# Data center



## Sparky208 (Feb 25, 2011)

A job I am just finishing up. I have to be done by February 15. I will post some more pics of the panels and ups systems

Pic 1 is new panel feeds 
Pic 2 is new feed to transfer switch 
Pic 3 is new generator conduits 
Pic 4 is HVAC feeds 
Pic 5 is in the data center after we dropped in the fixtures


----------



## noarcflash (Sep 14, 2011)

what kind of a saw cut that cement? a hand held wet saw, or a walk behind?


----------



## Sparky208 (Feb 25, 2011)

noarcflash said:


> what kind of a saw cut that cement? a hand held wet saw, or a walk behind?


Walk behind. There was about 320 linear feet.


----------



## Sparky208 (Feb 25, 2011)

We just finished and poured concrete today for the generator conduits


----------



## electricalwiz (Mar 12, 2011)

looks good, where at in PA is this


----------



## Sparky208 (Feb 25, 2011)

electricalwiz said:


> looks good, where at in PA is this


Allentown


----------



## AAE805 (Jun 22, 2011)

A definite work of art...Very nice


----------



## Zog (Apr 15, 2009)

That is the smallest data center I have ever seen. Or is this a computer room at some facility.


----------



## Sparky208 (Feb 25, 2011)

Zog said:


> That is the smallest data center I have ever seen. Or is this a computer room at some facility.

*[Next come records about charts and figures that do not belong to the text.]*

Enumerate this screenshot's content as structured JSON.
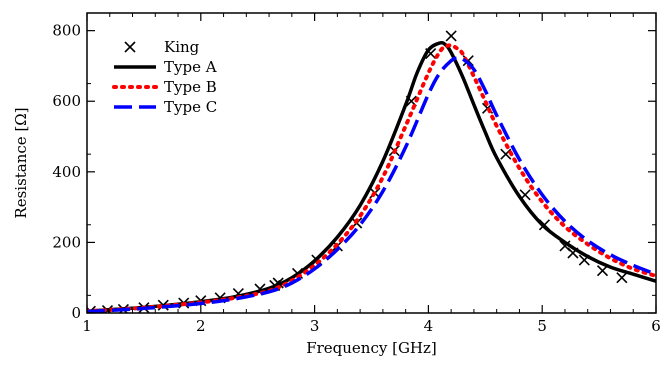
{
  "chart_data": {
    "type": "line",
    "title": "",
    "xlabel": "Frequency [GHz]",
    "ylabel": "Resistance [Ω]",
    "xlim": [
      1,
      6
    ],
    "ylim": [
      0,
      850
    ],
    "xticks": [
      1,
      2,
      3,
      4,
      5,
      6
    ],
    "yticks": [
      0,
      200,
      400,
      600,
      800
    ],
    "xtick_labels": [
      "1",
      "2",
      "3",
      "4",
      "5",
      "6"
    ],
    "ytick_labels": [
      "0",
      "200",
      "400",
      "600",
      "800"
    ],
    "grid": false,
    "legend_position": "top-left",
    "series": [
      {
        "name": "King",
        "style": "markers",
        "marker": "x",
        "color": "#000000",
        "x": [
          1.03,
          1.18,
          1.32,
          1.5,
          1.67,
          1.85,
          2.0,
          2.17,
          2.33,
          2.52,
          2.65,
          2.68,
          2.85,
          3.02,
          3.2,
          3.37,
          3.53,
          3.7,
          3.85,
          4.02,
          4.2,
          4.35,
          4.52,
          4.68,
          4.85,
          5.02,
          5.2,
          5.27,
          5.37,
          5.53,
          5.7
        ],
        "y": [
          5,
          7,
          10,
          15,
          22,
          28,
          35,
          43,
          55,
          68,
          78,
          85,
          112,
          150,
          190,
          255,
          340,
          460,
          600,
          735,
          785,
          715,
          580,
          450,
          335,
          250,
          190,
          170,
          150,
          120,
          100
        ]
      },
      {
        "name": "Type A",
        "style": "solid",
        "color": "#000000",
        "x": [
          1.0,
          1.5,
          2.0,
          2.3,
          2.6,
          2.8,
          3.0,
          3.2,
          3.4,
          3.6,
          3.8,
          3.9,
          4.0,
          4.1,
          4.15,
          4.2,
          4.3,
          4.4,
          4.5,
          4.6,
          4.8,
          5.0,
          5.2,
          5.4,
          5.6,
          5.8,
          6.0
        ],
        "y": [
          5,
          16,
          32,
          46,
          70,
          100,
          148,
          215,
          305,
          430,
          590,
          680,
          745,
          765,
          760,
          738,
          670,
          590,
          512,
          440,
          330,
          250,
          200,
          160,
          130,
          110,
          90
        ]
      },
      {
        "name": "Type B",
        "style": "dotted",
        "color": "#ff0000",
        "x": [
          1.0,
          1.5,
          2.0,
          2.3,
          2.6,
          2.8,
          3.0,
          3.2,
          3.4,
          3.6,
          3.8,
          4.0,
          4.1,
          4.15,
          4.2,
          4.25,
          4.3,
          4.4,
          4.5,
          4.6,
          4.8,
          5.0,
          5.2,
          5.4,
          5.6,
          5.8,
          6.0
        ],
        "y": [
          5,
          15,
          30,
          43,
          63,
          92,
          135,
          195,
          275,
          385,
          530,
          680,
          740,
          755,
          758,
          750,
          735,
          670,
          600,
          530,
          410,
          315,
          245,
          195,
          155,
          125,
          105
        ]
      },
      {
        "name": "Type C",
        "style": "dashed",
        "color": "#0000ff",
        "x": [
          1.0,
          1.5,
          2.0,
          2.3,
          2.6,
          2.8,
          3.0,
          3.2,
          3.4,
          3.6,
          3.8,
          4.0,
          4.1,
          4.2,
          4.25,
          4.3,
          4.4,
          4.5,
          4.6,
          4.8,
          5.0,
          5.2,
          5.4,
          5.6,
          5.8,
          6.0
        ],
        "y": [
          4,
          13,
          27,
          40,
          60,
          85,
          125,
          180,
          250,
          345,
          470,
          620,
          680,
          715,
          722,
          720,
          690,
          630,
          560,
          435,
          335,
          260,
          205,
          165,
          135,
          110
        ]
      }
    ]
  }
}
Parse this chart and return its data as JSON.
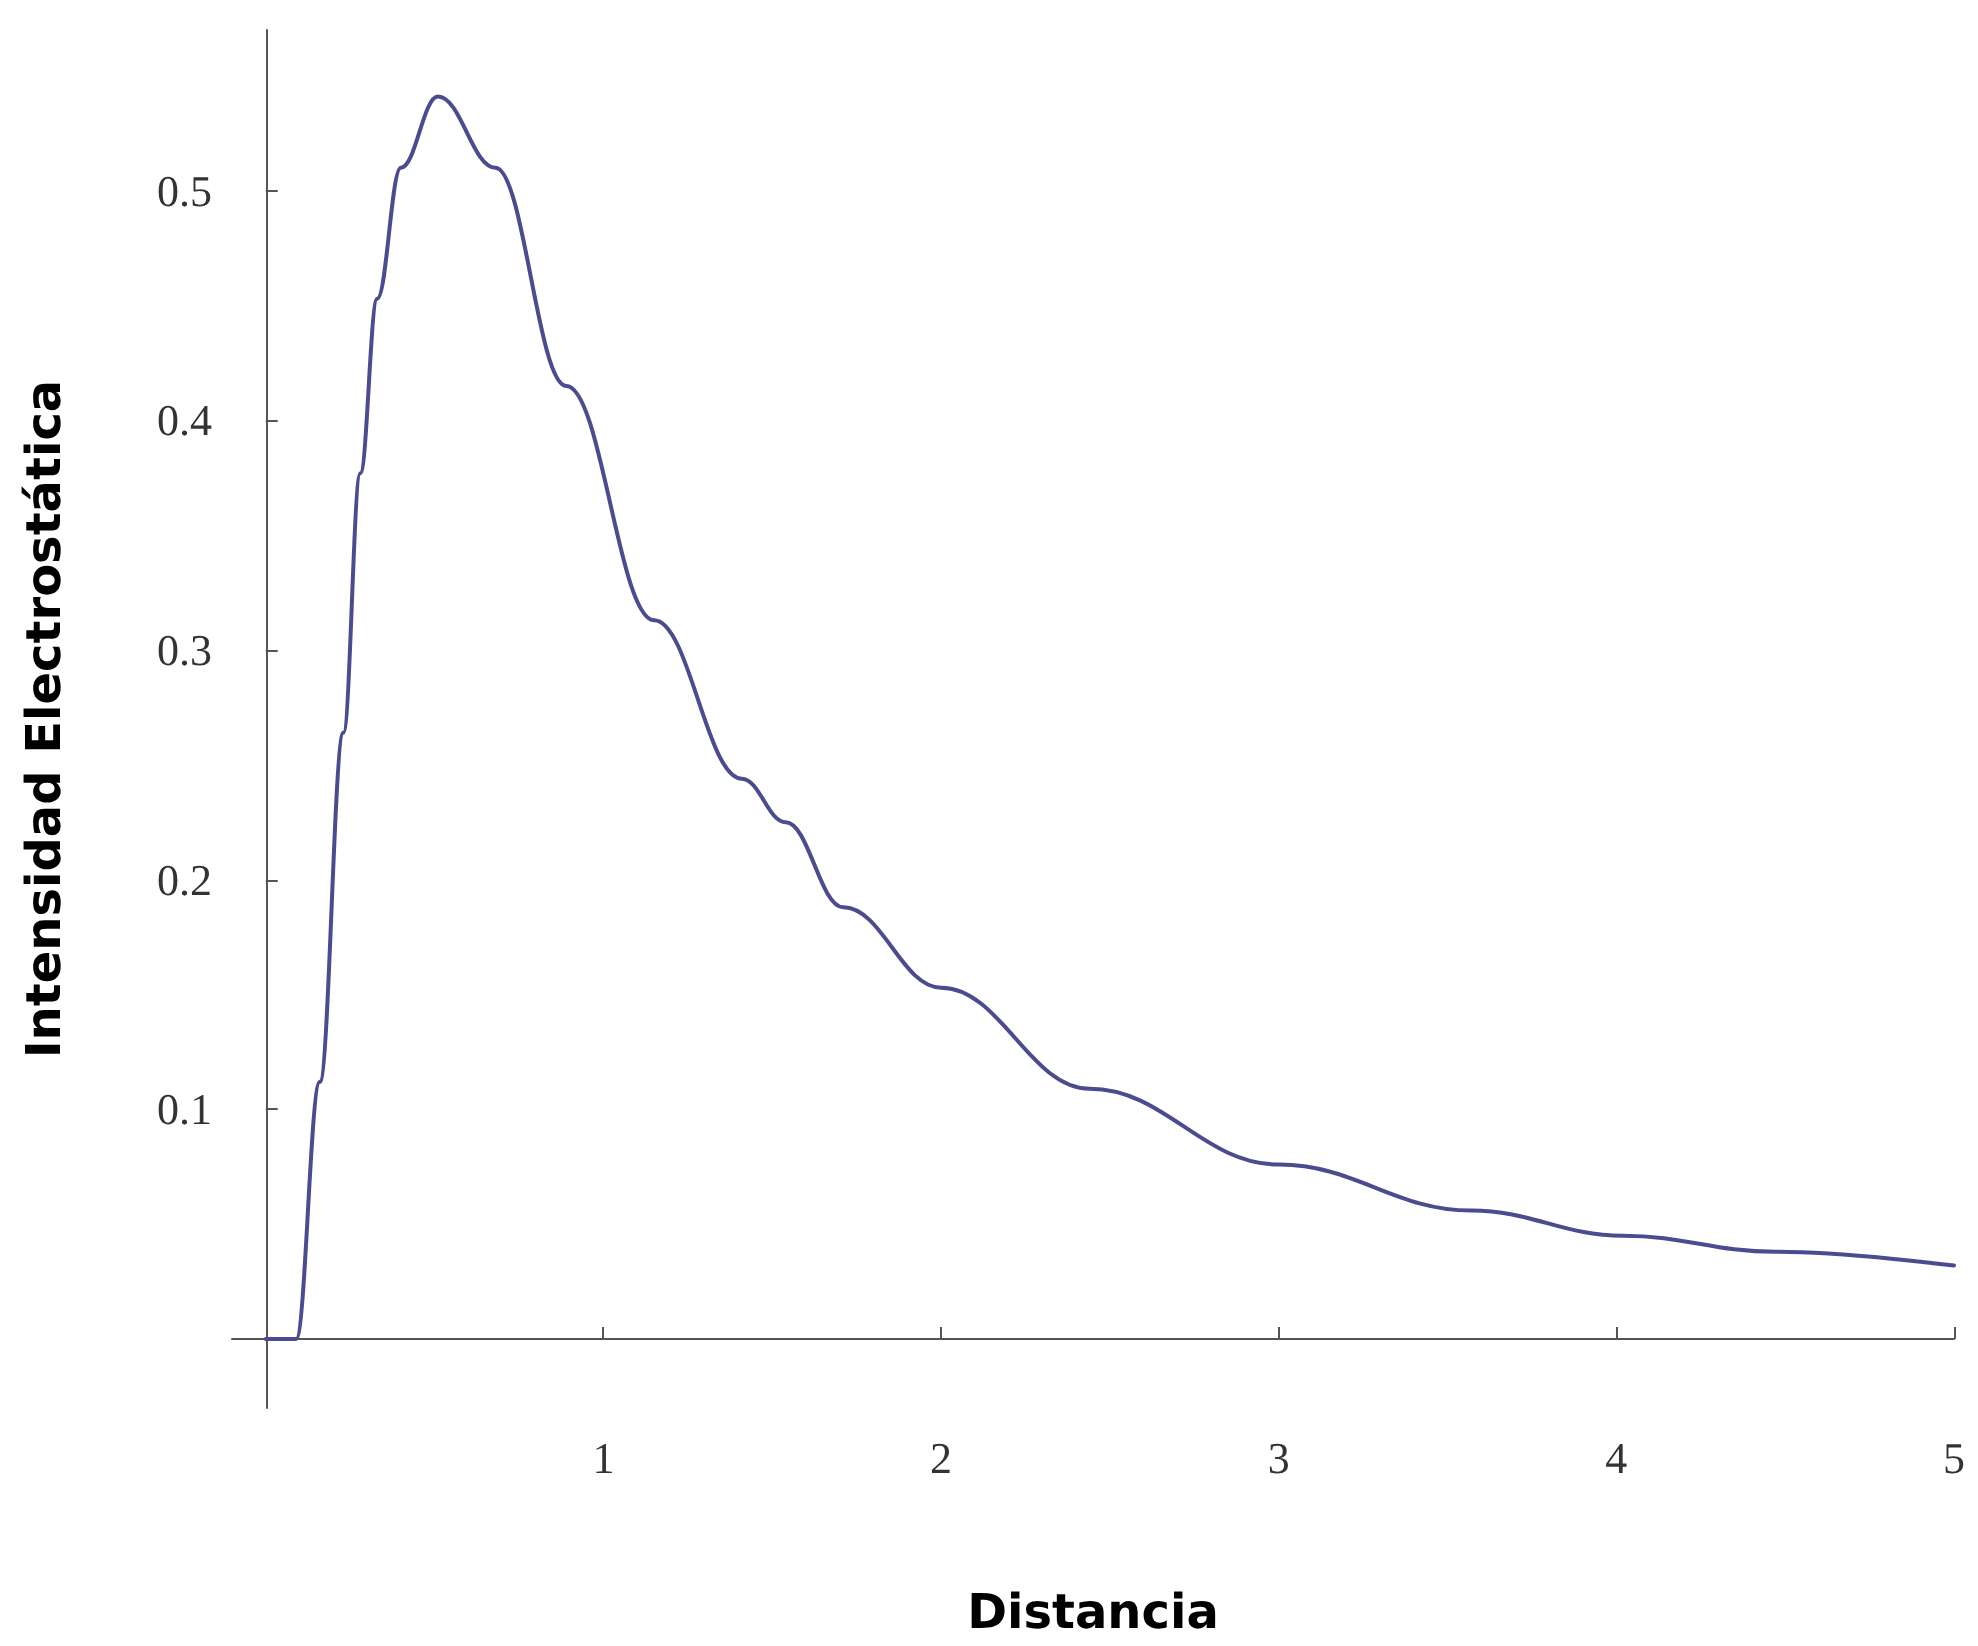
{
  "chart_data": {
    "type": "line",
    "xlabel": "Distancia",
    "ylabel": "Intensidad Electrostática",
    "x": [
      0,
      0.09,
      0.16,
      0.23,
      0.28,
      0.33,
      0.4,
      0.51,
      0.68,
      0.89,
      1.15,
      1.41,
      1.54,
      1.71,
      2.0,
      2.44,
      3.0,
      3.57,
      4.02,
      4.47,
      5.0
    ],
    "series": [
      {
        "color": "#4b4b8f",
        "values": [
          0,
          0,
          0.112,
          0.264,
          0.377,
          0.453,
          0.51,
          0.541,
          0.51,
          0.415,
          0.313,
          0.244,
          0.225,
          0.188,
          0.153,
          0.109,
          0.076,
          0.056,
          0.045,
          0.038,
          0.032
        ]
      }
    ],
    "xlim": [
      -0.1,
      5
    ],
    "ylim": [
      -0.03,
      0.57
    ],
    "xticks": [
      1,
      2,
      3,
      4,
      5
    ],
    "yticks": [
      0.1,
      0.2,
      0.3,
      0.4,
      0.5
    ],
    "grid": false,
    "marker": "none",
    "line_style": "solid"
  }
}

No it's a data center. It's 2600 S.F. This is a small Internet hosting company that was started out of one guys bedroom in 1999 now he owns this building with 75 employees and they host servers for clients all over the world. From small to very large clients. This is data center 7, I just finished data center 6 a little over a year ago and it's full


----------



## Sparky208 (Feb 25, 2011)

Some of the panels and transfer switch. Also the ups tie cabinet, as they add servers we will add 2 more ups systems. They have a N +1 system. Tomorrow I will be setting the 900 KW generator


----------



## BuzzKill (Oct 27, 2008)

nice..I miss that type of work.


----------



## Southeast Power (Jan 18, 2009)

Sparky208 said:


> No it's a data center. It's 2600 S.F. This is a small Internet hosting company that was started out of one guys bedroom in 1999 now he owns this building with 75 employees and they host servers for clients all over the world. From small to very large clients. This is data center 7, I just finished data center 6 a little over a year ago and it's full


Yeah, I was thinking about where the sub-stations were.


----------



## knowshorts (Jan 9, 2009)

That room looks to be around 1800 square feet. With a capacity of between 70-90 54U cabinets, there doesn't seem to be enough cooling. How hot is it gonna get in there?


----------



## di11igaf (Jan 1, 2012)

Silly, don't you know with multiple or parallel feeders your supposed to run all the browns in one conduit, oranges in another, yellows in the last.


----------



## noarcflash (Sep 14, 2011)

di11igaf said:


> Silly, don't you know with multiple or parallel feeders your supposed to run all the browns in one conduit, oranges in another, yellows in the last.


Incorrect.


----------



## di11igaf (Jan 1, 2012)

noarcflash said:


> Incorrect.


Sarcasm dude.
Plus, how can you say no to free heat these days?


----------



## Sparky208 (Feb 25, 2011)

knowshorts said:


> That room looks to be around 1800 square feet. With a capacity of between 70-90 54U cabinets, there doesn't seem to be enough cooling. How hot is it gonna get in there?


I was wrong the room is 2900 S.F. of server space. They also do the same with the A/C as the ups systems. The HVAC contractor installed 2 30 ton crac units one is redundant. They know how much cooling they need per server, so as they add severs we will add two more pairs of 30 ton crac units for a total 180 tons of cooling. On two sides of the data center they have equipment galley's, that's where the panels, ups, and HVAC equipment is located.


----------



## nitro71 (Sep 17, 2009)

How come all the bonding bushings?

Nice looking project. Looks like fun!

Must be service entrance.


----------



## BuzzKill (Oct 27, 2008)

nitro71 said:


> How come all the bonding bushings?
> 
> Nice looking project. Looks like fun!


over 250 volts


----------



## Zog (Apr 15, 2009)

jrannis said:


> Yeah, I was thinking about where the sub-stations were.


Right, I just did some commisioning of 260 15kV VCB's at a data center, a 200,000 sq-ft one but still even a small one should have more power than I see here. Even tiny ones have MV subs.


----------



## Sparky208 (Feb 25, 2011)

Set the new generator today and a pic of the medium voltage service I installed last summer


----------